The correlated terms of intensive and extensive abstraction have another antecedent in the reflections of G.W.F Hegel on intensive and extensive “magnitude.”  The following fragments can be found in Hegel’s “Science of Logic- Identity of Intensive and Extensive Magnitude” – sections 480, 481 and 483:

“480. The determinateness of intensive magnitude is, therefore, to be considered from two sides. Intensive magnitude is determined by other intensive quanta and is  continuous with its otherness, so that its determinateness consists in this relation to its otherness. Now in the first place, in so far as it is a simple determinateness it is determinate relatively to other degrees;  it excludes them from itself and has its determinateness in this exclusion. But, secondly, it is determinate in its own self; this it is in the amount as its own amount, not in the amount as excluded, nor in the amount of other degrees. The twentieth degree contents the twenty within itself;  it is not only determined as distinguished from the nineteenth, twenty-first and so on, but its determinateness is its own amount. But in so far as the amount is its own—and the determinateness is at the same time essentially an amount—the degree is an extensive quantum.”
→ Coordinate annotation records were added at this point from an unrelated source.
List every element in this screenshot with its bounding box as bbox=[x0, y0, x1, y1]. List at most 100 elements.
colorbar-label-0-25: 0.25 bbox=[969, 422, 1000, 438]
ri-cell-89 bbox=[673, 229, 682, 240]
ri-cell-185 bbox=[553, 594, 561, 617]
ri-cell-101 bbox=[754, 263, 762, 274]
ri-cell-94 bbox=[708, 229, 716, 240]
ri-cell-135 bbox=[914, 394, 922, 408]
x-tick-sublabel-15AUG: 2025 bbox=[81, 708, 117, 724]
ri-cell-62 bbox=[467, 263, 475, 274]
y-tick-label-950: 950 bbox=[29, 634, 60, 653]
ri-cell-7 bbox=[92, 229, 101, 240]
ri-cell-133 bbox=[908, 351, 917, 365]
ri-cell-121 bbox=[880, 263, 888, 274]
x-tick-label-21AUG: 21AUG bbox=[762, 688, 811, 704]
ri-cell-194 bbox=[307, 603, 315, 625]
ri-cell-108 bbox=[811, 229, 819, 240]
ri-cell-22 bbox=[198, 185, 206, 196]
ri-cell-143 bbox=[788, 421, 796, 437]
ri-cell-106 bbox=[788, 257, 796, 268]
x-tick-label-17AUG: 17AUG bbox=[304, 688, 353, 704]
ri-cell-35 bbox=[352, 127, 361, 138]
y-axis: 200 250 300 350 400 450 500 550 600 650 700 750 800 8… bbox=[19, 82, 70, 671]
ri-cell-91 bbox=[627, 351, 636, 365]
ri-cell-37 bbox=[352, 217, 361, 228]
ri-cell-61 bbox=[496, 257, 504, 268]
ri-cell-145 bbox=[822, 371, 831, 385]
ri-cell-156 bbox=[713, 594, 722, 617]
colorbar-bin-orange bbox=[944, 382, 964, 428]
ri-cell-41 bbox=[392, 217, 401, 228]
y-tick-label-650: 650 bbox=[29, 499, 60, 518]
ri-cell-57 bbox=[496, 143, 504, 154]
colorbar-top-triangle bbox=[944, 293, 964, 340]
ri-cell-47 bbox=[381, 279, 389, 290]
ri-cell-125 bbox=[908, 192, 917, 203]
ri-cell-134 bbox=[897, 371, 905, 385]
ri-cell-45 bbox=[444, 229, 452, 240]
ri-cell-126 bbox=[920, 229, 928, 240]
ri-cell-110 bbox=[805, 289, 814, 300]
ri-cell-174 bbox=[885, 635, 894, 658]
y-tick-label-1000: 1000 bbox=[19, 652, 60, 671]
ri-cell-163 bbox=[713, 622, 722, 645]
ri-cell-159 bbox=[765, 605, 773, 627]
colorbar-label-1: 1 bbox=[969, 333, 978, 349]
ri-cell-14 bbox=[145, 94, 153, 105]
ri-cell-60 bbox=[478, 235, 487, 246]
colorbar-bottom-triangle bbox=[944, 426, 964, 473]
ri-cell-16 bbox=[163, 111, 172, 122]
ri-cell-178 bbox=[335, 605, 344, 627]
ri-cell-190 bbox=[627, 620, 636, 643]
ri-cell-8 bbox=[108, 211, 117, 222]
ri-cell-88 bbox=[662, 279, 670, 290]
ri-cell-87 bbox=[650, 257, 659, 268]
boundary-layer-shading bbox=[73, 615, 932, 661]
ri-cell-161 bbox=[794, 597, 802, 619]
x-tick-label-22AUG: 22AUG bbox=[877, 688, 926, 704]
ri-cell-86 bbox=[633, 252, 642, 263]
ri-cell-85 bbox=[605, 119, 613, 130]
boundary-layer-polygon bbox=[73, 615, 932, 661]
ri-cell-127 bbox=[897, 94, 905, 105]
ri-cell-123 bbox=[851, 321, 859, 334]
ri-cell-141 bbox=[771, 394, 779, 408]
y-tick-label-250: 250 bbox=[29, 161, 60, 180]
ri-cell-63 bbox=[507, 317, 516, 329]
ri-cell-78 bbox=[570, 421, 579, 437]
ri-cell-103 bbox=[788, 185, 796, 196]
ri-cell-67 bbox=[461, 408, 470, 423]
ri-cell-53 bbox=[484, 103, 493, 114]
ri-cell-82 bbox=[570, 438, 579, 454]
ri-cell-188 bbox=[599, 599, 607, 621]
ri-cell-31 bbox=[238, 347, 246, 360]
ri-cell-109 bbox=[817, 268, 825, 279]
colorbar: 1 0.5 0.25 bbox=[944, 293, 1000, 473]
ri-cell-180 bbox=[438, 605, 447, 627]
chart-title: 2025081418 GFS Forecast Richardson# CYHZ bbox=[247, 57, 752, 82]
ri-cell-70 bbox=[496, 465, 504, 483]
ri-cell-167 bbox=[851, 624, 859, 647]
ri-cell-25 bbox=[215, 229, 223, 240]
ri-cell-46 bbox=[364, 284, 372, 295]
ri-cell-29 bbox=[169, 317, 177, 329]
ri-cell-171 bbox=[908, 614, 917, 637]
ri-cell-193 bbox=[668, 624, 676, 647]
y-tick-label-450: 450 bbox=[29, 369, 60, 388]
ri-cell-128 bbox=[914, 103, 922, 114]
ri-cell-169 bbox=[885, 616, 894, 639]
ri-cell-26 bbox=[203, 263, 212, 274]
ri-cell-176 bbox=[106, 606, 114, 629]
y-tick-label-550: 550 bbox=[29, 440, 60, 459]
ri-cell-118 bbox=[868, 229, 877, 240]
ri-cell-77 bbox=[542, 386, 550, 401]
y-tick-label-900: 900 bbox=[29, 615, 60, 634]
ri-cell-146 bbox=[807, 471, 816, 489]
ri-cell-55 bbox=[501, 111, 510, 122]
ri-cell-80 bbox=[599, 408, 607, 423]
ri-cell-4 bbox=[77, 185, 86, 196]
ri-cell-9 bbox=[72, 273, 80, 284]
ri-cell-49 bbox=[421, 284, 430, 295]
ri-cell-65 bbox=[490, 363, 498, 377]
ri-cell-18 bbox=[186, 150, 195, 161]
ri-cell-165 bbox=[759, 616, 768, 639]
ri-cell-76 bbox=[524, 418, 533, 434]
“481. Extensive and intensive magnitude are thus one and the same determinateness of quantum; they are only distinguished by the one having amount within itself and other having amount outside of itself. Extensive magnitude passes over into intensive magnitude because its many spontaneously collapse into oneness, outside which the many stand. But conversely, this unitary degree has its determinateness only in the amount, and that too in its own amount; as indifferent to the differently determined intensifies it has within itself the externality of the amount; and so intensive magnitude is equally essentially an extensive magnitude. “

“483. Extensive and intensive quantum are usually distinguished in the ordinary conception of them as kinds of magnitude, as if some objects had only intensive, others only extensive magnitude. In addition we have the conception of a philosophical science of Nature in which what is a plurality or extensive—for example, in the fundamental property of matter to occupy space, and in other concepts too—is converted into something intensive, meaning thereby that the intensive aspect as dynamic is the true determination; density, or the specific filling of space, for example, must essentially be understood not as a certain aggregate and amount of material parts in a quantum of space, but as a certain degree of the space-filling force of matter.”

Usually Hegel’s difficult prose and his constant attempt at exhausting every concept discourage the reader, but from the fragments above it should be enough to retain that the great thinker very closely associated intensive and extensive concepts as being interrelated and co-dependent. Thinking intensive and extensive magnitude are shown to be inseparable. (See: Hegel’s Science of Logic, translated by A. V. Miller, London, Allen and Unwin, 1969 ).